To explain why the number of exposed cases (n = 319) in columns (ii)–(iv) far exceeds the number (n = 66) in column (i), consider a woman who is continuously on hormone therapy from 1982–1984 until she dies of CHD just before the end of follow-up in 2000. In the analysis of column (i), this woman participates as an exposed CHD case in the first (1984) “trial” only. In contrast, in the analyses of columns (ii)–(iv), the same woman participates as an exposed CHD case in each of the 8 “trials” 1984, …, 1998. Furthermore in the analysis of column (i) the woman would contribute 0 to the 0–24 months exposed case stratum and 1 to the >24 month exposed case stratum. In contrast, the same woman in the analyses of columns (ii)-(iv) would contribute 1 to the 0–24 months exposed case stratum (corresponding to the 1998 “trial”) and 7 to the >24 month exposed case stratum (corresponding to each of the other 7 “trials”).

Third, we repeated the analysis in column (iv) after adjusting for the set of covariate values used in the most recent NHS publication. Thus, the estimates in column (v) – 0.81 for the entire follow-up, 0.71 for 0–24 months, and 0.85 for >24 months – were adjusted for the most recent values available at the time of return of the baseline questionnaire, rather than at the two previous questionnaires.
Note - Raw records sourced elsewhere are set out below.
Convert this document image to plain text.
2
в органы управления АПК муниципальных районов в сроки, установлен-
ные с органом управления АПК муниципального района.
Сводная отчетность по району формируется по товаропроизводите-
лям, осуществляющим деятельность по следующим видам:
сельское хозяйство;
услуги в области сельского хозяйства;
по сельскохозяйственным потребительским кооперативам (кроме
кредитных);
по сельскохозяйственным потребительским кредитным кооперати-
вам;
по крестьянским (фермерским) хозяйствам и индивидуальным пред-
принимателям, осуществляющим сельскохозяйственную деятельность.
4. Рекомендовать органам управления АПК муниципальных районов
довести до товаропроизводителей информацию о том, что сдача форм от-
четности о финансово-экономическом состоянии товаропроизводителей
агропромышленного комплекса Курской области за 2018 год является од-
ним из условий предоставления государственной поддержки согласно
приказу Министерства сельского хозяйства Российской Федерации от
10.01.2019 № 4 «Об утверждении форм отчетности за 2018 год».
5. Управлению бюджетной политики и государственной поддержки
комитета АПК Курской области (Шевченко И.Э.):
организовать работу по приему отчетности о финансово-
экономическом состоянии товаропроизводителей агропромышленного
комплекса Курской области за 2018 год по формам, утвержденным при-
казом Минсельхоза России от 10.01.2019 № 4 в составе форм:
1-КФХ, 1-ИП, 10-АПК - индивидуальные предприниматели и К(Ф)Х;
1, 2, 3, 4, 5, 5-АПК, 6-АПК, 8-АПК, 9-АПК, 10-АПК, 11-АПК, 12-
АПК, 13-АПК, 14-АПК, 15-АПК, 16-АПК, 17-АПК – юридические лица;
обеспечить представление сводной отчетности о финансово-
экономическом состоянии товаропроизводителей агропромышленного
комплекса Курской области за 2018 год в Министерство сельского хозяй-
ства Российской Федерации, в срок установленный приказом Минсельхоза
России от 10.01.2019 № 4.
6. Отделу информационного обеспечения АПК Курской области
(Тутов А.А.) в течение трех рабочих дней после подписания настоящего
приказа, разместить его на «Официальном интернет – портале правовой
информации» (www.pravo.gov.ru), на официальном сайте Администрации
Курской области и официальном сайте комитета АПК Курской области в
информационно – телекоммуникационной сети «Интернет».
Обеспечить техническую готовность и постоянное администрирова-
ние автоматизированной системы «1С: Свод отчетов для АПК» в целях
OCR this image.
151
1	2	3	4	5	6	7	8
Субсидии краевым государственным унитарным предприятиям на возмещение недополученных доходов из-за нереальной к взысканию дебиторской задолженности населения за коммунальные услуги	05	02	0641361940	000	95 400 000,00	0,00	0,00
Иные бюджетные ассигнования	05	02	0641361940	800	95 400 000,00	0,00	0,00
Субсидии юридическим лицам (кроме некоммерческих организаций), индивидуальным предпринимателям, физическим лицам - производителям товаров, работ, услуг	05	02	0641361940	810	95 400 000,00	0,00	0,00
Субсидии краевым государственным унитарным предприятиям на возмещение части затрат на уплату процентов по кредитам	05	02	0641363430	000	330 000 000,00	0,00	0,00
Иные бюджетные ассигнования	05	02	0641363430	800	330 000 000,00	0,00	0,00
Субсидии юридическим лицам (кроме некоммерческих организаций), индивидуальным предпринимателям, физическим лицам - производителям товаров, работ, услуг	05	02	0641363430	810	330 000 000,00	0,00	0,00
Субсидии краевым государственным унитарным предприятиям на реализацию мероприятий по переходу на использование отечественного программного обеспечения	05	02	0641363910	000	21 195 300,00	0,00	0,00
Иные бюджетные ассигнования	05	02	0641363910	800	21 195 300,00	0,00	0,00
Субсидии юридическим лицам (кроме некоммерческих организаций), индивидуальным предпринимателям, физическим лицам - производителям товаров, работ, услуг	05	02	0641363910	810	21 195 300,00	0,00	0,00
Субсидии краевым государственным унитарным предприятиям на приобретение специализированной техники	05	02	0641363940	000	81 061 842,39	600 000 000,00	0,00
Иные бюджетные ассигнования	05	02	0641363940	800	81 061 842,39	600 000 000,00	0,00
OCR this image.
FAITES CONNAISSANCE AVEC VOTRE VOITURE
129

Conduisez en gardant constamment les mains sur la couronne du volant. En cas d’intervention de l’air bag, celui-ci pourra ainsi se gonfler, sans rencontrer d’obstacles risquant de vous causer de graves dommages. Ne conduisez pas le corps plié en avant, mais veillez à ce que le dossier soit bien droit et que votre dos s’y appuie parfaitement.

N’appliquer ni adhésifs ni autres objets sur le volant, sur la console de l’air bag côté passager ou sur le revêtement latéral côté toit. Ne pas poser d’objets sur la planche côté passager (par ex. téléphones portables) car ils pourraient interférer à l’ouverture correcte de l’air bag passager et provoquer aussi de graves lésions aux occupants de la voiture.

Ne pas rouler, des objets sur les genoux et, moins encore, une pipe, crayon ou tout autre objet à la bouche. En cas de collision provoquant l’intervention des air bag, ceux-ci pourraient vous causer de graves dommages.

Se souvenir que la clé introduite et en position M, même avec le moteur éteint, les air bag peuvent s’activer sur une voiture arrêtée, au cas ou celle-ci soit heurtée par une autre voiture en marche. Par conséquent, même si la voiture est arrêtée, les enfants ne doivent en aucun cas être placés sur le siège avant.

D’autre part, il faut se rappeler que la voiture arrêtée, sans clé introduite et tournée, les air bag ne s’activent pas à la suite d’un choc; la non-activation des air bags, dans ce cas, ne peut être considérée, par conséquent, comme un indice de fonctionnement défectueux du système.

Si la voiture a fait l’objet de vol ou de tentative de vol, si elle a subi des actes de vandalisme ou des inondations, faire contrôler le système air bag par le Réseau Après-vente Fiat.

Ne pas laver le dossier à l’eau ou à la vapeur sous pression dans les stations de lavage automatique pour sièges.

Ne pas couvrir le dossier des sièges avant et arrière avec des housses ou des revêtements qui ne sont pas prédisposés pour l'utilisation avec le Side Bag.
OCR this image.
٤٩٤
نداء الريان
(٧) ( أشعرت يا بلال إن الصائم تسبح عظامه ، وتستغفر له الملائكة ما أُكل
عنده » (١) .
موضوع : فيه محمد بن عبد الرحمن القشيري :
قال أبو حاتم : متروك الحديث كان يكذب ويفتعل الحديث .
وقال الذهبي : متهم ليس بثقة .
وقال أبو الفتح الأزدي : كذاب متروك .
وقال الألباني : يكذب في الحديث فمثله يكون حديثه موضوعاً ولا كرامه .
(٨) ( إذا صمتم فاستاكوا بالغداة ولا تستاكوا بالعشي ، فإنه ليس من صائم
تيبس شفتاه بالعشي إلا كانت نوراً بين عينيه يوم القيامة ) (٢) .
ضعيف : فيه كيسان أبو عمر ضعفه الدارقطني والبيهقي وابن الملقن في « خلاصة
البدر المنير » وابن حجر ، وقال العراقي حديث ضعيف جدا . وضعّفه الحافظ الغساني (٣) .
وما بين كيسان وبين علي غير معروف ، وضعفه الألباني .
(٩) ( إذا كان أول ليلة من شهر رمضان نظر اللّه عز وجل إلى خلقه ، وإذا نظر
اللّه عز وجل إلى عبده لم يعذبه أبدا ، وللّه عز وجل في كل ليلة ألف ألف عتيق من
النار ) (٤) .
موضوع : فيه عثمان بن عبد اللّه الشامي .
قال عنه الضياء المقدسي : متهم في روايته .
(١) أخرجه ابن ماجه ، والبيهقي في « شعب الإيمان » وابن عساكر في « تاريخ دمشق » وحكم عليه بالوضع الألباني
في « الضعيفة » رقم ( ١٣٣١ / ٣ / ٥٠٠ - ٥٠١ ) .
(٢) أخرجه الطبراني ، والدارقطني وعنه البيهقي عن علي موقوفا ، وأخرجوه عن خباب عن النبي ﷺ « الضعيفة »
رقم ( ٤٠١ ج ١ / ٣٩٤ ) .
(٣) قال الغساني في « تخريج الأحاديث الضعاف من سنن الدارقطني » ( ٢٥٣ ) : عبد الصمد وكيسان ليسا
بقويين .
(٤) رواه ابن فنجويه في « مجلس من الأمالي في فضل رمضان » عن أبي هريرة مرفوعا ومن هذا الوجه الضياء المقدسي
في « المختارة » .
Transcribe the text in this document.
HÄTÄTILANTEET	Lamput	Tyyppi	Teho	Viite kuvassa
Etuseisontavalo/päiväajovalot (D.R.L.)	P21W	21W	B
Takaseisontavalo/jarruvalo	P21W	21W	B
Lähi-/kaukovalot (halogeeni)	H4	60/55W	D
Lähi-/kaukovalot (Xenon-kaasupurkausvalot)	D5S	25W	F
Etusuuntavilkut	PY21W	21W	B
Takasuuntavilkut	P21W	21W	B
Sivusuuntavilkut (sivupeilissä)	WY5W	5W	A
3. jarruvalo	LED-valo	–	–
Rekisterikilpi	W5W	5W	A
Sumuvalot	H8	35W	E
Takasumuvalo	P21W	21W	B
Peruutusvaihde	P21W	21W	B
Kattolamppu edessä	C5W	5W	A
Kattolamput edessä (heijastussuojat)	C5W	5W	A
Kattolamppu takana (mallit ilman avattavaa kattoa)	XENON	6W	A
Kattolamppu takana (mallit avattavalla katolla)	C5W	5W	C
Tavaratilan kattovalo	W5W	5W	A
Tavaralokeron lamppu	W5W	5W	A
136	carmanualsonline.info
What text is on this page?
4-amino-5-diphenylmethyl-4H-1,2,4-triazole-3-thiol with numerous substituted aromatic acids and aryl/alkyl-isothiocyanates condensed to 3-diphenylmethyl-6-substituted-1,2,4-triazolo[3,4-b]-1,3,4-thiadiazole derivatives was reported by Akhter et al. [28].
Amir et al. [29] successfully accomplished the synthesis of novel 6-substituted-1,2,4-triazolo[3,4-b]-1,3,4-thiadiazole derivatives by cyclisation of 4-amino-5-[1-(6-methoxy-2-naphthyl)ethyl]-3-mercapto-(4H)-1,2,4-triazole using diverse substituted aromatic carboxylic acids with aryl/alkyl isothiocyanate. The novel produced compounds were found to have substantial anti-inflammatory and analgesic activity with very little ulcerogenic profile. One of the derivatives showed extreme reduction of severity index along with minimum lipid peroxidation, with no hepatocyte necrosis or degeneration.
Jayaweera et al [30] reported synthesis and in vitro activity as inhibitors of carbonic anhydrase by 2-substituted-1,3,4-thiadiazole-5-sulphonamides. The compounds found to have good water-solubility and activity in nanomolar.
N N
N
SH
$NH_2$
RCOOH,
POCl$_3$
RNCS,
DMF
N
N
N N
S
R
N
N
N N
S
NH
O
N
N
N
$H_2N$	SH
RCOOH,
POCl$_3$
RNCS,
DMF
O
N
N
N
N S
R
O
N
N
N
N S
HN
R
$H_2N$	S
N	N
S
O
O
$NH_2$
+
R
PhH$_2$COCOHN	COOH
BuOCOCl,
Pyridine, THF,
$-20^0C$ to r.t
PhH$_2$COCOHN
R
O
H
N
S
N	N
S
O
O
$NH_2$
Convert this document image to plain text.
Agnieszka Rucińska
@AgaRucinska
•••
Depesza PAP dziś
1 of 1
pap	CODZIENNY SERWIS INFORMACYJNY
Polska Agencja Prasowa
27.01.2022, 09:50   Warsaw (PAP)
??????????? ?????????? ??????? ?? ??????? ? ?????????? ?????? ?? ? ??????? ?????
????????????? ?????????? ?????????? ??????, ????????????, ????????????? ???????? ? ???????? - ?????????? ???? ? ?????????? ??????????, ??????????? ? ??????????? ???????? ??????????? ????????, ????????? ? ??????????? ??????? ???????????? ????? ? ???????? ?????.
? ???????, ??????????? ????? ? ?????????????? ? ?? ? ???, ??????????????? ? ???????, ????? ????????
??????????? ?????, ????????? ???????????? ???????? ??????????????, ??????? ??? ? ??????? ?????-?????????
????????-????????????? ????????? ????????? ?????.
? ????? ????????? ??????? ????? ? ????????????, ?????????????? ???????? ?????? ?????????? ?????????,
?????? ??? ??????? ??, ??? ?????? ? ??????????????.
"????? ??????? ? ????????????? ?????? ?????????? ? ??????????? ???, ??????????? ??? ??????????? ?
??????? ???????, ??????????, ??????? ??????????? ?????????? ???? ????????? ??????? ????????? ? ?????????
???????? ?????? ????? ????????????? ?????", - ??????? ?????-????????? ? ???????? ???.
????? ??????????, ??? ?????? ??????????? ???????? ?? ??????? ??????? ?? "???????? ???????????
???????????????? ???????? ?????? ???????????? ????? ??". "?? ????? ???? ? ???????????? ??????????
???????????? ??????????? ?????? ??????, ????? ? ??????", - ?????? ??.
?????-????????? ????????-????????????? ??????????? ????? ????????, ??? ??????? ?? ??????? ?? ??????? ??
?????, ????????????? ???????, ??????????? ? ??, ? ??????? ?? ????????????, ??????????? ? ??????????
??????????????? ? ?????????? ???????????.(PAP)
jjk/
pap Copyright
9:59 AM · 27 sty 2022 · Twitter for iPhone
Fourth, we repeated the analysis in column (v) after dropping the requirement of an intact uterus, which was not used in previous NHS analyses. The estimates in column (vi) were 0.82 for the entire follow-up, 0.67 for 0–24 months, and 0.87 for >24 months. The estimate 0.67 in the row 0–24 months corresponds almost exactly to the analytic approach used in the most recent NHS publication,17 which estimated the HR over the two-year period after the reclassification (i.e., updating) of treatment status at the return of each questionnaire.


We used the NHS observational data to emulate the design and analysis of the WHI randomized trial. The ITT (intention-to-treat) hazard ratios of CHD for therapy initiation were 1.42 (CI = 0.92–2.20) in the NHS versus 1.68 (95% CI = 1.15–2.45) in the WHI9 during the first two years, and 1.00 (0.78–1.28) in the NHS versus approximately 1.24 (0.97–1.60) in the WHI8 during the first 8 years. However, much of the apparent WHI-NHS difference disappeared after stratification by time since menopause at hormone therapy initiation. The ITT hazard ratios were 0.84 (0.61–1.14) in the NHS versus 0.88 (0.54–1.43) in the WHI8, 18 for women within 10 years after menopause, and approximately 1.12 (0.84–1.48) in the NHS versus 1.23 (0.85–1.77) in the WHI8, 18 for women between 10 and 20 years after menopause.

These findings provide additional support to the hypothesis that hormone therapy may increase the long-term CHD risk only in women who were 10 or more years after menopause at initiation,17, 19 and to the rationale for an ongoing randomized clinical trial to determine the effect of estrogen plus progestin on coronary calcification in younger women.20 When the analyses were limited to women with no past history of hormone use, the ITT analysis result was 0.79 (0.60–1.03) for the entire follow-up and 0.66 (0.44–0.98) for women who initiated hormone use within ten years of menopause.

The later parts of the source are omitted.